Le 24 avril 2017 : 102e anniversaire du génocide des Arméniens. C’est bien cela ? J’ai bien compté ? Après cent, on recommence une deuxième centaine. Jusqu’au second centenaire, en 2115, aucune date ne pourra rivaliser avec 2015, l’année du centenaire, et la ferveur commémorative pourrait s’en ressentir… L’année dernière, c’était le 101e, et force est de reconnaître que nous nous sentions déjà quelque peu déboussolés.

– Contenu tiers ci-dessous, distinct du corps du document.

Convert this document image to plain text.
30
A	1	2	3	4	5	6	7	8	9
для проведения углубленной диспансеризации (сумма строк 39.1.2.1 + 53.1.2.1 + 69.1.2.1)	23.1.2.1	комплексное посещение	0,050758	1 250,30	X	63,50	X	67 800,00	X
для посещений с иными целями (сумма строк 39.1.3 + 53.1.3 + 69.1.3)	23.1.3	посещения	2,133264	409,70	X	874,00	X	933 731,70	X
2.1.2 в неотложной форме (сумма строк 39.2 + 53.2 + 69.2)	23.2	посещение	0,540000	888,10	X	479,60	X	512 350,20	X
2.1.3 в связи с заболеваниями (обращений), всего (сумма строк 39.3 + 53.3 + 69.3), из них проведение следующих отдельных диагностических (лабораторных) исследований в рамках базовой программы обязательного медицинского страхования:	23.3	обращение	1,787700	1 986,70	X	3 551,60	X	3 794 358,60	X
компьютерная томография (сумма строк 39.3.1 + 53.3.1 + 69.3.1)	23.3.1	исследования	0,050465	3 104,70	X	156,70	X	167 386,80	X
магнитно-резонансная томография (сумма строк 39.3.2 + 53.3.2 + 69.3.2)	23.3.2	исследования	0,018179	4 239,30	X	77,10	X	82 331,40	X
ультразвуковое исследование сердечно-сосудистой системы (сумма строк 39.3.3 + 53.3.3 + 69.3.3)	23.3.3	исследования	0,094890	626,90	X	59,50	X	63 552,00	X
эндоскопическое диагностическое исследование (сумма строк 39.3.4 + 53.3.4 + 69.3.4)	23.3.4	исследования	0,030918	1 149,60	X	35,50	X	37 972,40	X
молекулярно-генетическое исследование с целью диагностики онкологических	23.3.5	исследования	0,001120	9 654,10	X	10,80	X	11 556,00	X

La lutte pour la reconnaissance du génocide, celle pour l’obtention de réparations, la mémoire des terres ancestrales ont été, pour les Arméniens, des vecteurs identitaires puissants pendant tout un siècle. Année après année, puisant aux sources de leur patrie perdue, pendant qu’ils rendaient hommage aux victimes innocentes, les Arméniens sont devenus l’un des peuples les plus sensibles aux idéaux universels de justice et de fraternité. Ils le sont devenus, pourrait-on dire contraints et forcés, parce qu’ils ont subi le pire, s’en sont relevés, n’ont pas oublié. L’injustice avait des comptes à leur rendre, quelle qu’elle soit, où et qui elle frappe. C’est donc à travers la défense des valeurs universelles de justice et de fraternité que les Arméniens ont honoré la mémoire de leurs morts. Et c’est cela qui a contribué à façonner leur identité – qui était hors-sol en diaspora – avec ce qui restait de leur langue, de leur histoire, de leur civilisation.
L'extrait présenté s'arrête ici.